Il y a 75 ans, 30.000 volontaires du monde entier (9000 Français) partaient défendre la République espagnole contre le putsch fomenté par Franco avec la complicité d’Hitler, de Mussolini et l’indifférence de Paris et de Londres. A la fin de ce mois d’octobre 2011, à Madrid, Albacete et Barcelone, les survivants de cette épopée vont commémorer cet anniversaire en compagnie de leurs enfants, petits enfants et leurs amis [1].
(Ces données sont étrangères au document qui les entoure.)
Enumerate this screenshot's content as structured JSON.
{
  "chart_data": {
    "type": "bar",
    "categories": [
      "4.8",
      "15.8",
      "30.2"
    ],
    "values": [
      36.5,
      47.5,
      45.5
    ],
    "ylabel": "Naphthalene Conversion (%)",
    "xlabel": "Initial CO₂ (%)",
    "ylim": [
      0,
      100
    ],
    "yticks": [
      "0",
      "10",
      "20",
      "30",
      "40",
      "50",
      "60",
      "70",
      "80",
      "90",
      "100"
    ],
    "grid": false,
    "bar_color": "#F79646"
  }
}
« Nous nous sommes levés avant le jour », aimait répéter le Colonel Henri Rol-Tanguy lorsque nous l’interrogions sur le rôle des Brigades Internationales (BI) parties défendre la République espagnole. « Nous avions compris, ajoutait-il, que partant défendre Madrid, nous défendions Paris et l’Europe de la menace nazi ». Les 9000 Français membres des BI (près de 3000 sont morts sur la terre espagnole) avec près de 30.000 volontaires venus de toute l’Europe, des Amériques et d’Asie n’ont pas seulement fait acte de courage et de solidarité. Ils ont fait preuve de lucidité alors que les puissances occidentales prônaient la « non intervention » tandis que Hitler, Mussolini et Salazar armaient les putschistes menés par Franco.

En février 1936, le « Frente Popular » remportait les élections avec 52% des suffrages. A l’époque, l’Espagne c’était 24 millions d’habitants dont 12 millions d’illettrés, 8 millions de pauvres, 2 millions de paysans sans terre, 5000 couvents, 110.000 prêtres, moines ou religieux, 800 généraux, une police sauvage. Au lendemain de la victoire électorale, le nouveau pouvoir républicain libérait les mineurs asturiens victimes de la répression de 1934 (5000 morts, 3000 blessés, 4.500 emprisonnés), augmentait les salaires, légalisait les occupations de terres non cultivées. La grande bourgeoisie et l’armée décidait alors, après avoir obtenu le
feu vert de Berlin, de mettre un terme à cette « révolution ». Le 18 juillet 1936, le signal était donné depuis le Maroc par Franco : « Dans toute l’Espagne, le ciel est sans nuages ». La majorité des officiers se ralliait au putsch.
A Londres, la City souhaitait une défaite de la République pour préserver ses placements dans les mines espagnoles qui fournissaient cuivre, tungstène et mercure et éliminer le jeune pouvoir « bolchévik » installé à Madrid. A Paris, la droite hurlant « plutôt Hitler que le Front populaire » s’enthousiasmait de l’aide massive en avions, mercenaires, blindés, armements lourds allemands et italiens à Franco alors que le gouvernement de Léon Blum se refusait à honorer les livraisons à la République espagnole d’armes pourtant déjà payées. La politique de « non intervention » des dites « démocraties » occidentales ouvrait les portes à une intervention directe des nazis et des mussoliniens dans les affaires intérieures de l’Espagne.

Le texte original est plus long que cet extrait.